L'equilibrio prosegue anche in avvio di ripresa senza grosse emozioni; Brocchi prova a dare nuove energie alla squadra mandando in campo l'ex Poli al posto di un ancora deludente Bertolacci. Il più intraprendente è sempre Balotelli, che ci prova con calci da fermo e in movimento, ma la mira non è quella dei giorni migliori. Poi torna protagonista Bacca che lanciato da Kucka si presenta in area e tenta la rabona che sarebbe anche vincente se non arrivasse un'altra deviazione decisiva di Viviano. La Sampdoria risponde colpo su colpo e Donnarumma viene impegnato dal velenoso diagonale di Quagliarella in un duello tutto targato Castellamare di Stabia. Tocca poi a Kucka sprecare una buona occasione e in seguito il Milan vanifica anche un bel contropiede tre contro uno che andava sicuramente gestito meglio, ma il rammarico dura poco perchè un paio di minuti dopo Kucka sradica il pallone dai piedi di un avversario e serve Bonaventura che dalla destra mostra le sue doti di trequartista con percussione, dribbling e assist per Bacca che questa volta non sbaglia e insacca con un potente rasoterra che non dà scampo a Viviano. Curioso il fatto che quello spedito nella rete doriana sarebbe dovuto essere l'ultimo pallone toccato da Bacca, perchè Brocchi stava per sostituirlo con Menez, ma il calcio è bello e curioso anche per questi aspetti un po' particolari e un po' di fortuna non guasta per il nuovo mister rossonero che deve cambiare idea, lasciando in campo ancora per qualche minuto il colombiano e rinviando la sostituzione. La Sampdoria accusa il colpo e fatica a reagire, Brocchi nei minuti finali toglie l'ormai stanco Bonaventura inserendo Boateng e un Milan determinato fino alla fine non fatica a proteggere il successo grazie anche a Balotelli che conquista molti falli preziosi, protegge il pallone e lo tiene lontano da zone pericolose.

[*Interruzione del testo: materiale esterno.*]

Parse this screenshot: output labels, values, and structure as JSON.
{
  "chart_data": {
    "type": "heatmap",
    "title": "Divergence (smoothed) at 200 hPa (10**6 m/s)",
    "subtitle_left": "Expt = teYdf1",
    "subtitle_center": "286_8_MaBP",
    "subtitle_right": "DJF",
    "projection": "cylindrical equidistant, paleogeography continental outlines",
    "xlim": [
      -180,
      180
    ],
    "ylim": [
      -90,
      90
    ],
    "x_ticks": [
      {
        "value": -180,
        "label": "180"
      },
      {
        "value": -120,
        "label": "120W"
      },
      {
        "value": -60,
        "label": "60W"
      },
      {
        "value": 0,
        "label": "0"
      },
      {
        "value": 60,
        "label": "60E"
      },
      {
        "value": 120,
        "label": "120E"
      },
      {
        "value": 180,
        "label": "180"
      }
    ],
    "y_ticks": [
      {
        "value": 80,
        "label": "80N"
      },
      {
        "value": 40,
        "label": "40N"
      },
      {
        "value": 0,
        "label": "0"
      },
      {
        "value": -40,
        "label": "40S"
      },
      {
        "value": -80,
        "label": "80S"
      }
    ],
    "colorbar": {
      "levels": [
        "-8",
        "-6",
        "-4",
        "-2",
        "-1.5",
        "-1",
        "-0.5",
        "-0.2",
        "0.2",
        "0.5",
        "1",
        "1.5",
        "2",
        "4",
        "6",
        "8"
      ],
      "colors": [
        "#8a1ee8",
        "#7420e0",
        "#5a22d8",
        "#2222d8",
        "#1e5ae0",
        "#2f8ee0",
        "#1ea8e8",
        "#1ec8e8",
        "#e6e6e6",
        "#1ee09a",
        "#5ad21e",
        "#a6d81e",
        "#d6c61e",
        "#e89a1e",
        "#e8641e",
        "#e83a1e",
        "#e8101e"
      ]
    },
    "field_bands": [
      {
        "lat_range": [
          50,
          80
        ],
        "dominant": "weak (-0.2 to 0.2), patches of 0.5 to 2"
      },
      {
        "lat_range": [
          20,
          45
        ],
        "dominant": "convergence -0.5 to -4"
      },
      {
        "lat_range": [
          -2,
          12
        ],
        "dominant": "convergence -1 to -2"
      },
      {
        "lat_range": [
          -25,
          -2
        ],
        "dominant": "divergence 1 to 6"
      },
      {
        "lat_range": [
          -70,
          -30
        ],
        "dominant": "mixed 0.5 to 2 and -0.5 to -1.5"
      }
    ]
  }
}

Vittoria di misura ma preziosa; la scossa è arrivata e a Marassi si è visto un Milan positivo nel gioco e nell'atteggiamento: buona prestazione della coppia centrale Alex-Romagnoli, entrambi attenti e concentrati; i due terzini Abate e Antonelli intraprendenti in fase di spinta ed efficaci in fase di copertura; centrocampo dinamico grazie a Kucka; Bonaventura bravo a svariare su tutto il fronte d'attacco come piace a Brocchi e coppia d'attacco pimpante e pericolosa davanti a Viviano. Tutto bene ciò che finisce bene, anche se il lavoro di Brocchi è appena iniziato e serviranno conferme nelle prossime partite per capire se si è trattato solo di una scossa momentanea o del primo passo di un percorso nuovo verso un gioco diverso e migliore. Nel frattempo il successo è importante per morale e classifica e Brocchi può sorridere e far festa insieme ai suoi ragazzi e al popolo rossonero, nella speranza che sia finalmente tornato il sereno in casa Milan.